VAST’s DASE architecture allows for the VAST DataBase to scale transactions linearly by simply adding CPUs ending the trade-offs of shared-nothing architectures.
As modern query engines like Spark and Trino replaced Hadoop, organizations turned away from HDFS and DAS-based architectures in favor of object storage based on AWS S3. However, S3's lower performance required query engines to introduce workarounds, such as caching middleware, which greatly complicated architectures.
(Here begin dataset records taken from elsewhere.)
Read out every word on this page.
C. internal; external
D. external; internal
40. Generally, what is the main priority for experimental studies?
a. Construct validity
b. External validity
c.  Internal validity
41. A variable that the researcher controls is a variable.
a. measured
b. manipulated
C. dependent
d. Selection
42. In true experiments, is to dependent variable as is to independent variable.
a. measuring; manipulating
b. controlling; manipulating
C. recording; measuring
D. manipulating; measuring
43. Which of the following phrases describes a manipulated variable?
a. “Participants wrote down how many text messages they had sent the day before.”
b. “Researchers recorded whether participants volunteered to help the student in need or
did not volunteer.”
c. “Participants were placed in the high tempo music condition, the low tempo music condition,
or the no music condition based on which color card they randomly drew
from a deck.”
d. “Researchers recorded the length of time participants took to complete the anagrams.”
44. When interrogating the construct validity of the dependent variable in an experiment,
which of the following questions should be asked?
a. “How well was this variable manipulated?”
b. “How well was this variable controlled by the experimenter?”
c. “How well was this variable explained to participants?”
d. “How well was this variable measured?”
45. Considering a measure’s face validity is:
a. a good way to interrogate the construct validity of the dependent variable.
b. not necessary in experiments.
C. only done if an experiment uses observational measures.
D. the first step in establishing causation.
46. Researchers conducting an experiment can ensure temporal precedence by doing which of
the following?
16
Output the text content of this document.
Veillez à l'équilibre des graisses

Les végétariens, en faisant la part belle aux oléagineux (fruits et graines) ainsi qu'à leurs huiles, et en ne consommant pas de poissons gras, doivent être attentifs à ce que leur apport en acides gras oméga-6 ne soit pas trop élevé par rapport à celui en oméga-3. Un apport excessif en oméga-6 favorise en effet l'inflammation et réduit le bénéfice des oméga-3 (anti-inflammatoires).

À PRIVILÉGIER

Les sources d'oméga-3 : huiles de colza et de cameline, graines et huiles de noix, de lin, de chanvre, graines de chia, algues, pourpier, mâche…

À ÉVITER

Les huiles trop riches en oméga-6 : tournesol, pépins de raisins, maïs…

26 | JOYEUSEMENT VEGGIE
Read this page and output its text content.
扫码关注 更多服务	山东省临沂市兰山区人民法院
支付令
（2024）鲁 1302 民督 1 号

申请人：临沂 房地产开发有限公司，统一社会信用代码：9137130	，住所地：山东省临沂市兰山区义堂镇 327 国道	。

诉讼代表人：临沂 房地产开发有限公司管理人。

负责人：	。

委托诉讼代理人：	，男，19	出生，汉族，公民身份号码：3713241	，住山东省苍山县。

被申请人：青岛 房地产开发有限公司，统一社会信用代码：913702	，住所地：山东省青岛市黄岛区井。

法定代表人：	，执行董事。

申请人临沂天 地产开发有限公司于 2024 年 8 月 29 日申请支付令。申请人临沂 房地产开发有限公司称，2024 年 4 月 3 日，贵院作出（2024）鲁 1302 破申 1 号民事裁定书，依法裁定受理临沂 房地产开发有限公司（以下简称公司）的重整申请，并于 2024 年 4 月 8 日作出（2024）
Introducing VAST DataBase, a high-speed transactional and analytical database that can handle millions of transactions per second and terabytes per second of query throughput at exabyte-scale. Designed to run at the edge, core, and cloud, the VAST DataBase enables organizations to capture data in real-time, archive it at data lake scale, and perform queries on real-time streaming data across exascale datasets. Without the need for separate databases, data warehouses, data lake platforms, or complex ETL pipelines, it's now possible to deliver insights faster and at lower TCO than ever before.
VAST solves the challenges of performance and scale for open platform analytics with scale-out NFS that provides parallel file systems levels of performance. Cloud-native applications benefit from VAST’s high-performance S3 implementation combined with full multiprotocol interoperability. Managing data at scale is simple with the VAST Catalog, an always-in-sync automatic metadata index built on the VAST DataBase that lets you search and find data via intuitive UI and SQL interface for advanced queries and automating workflows.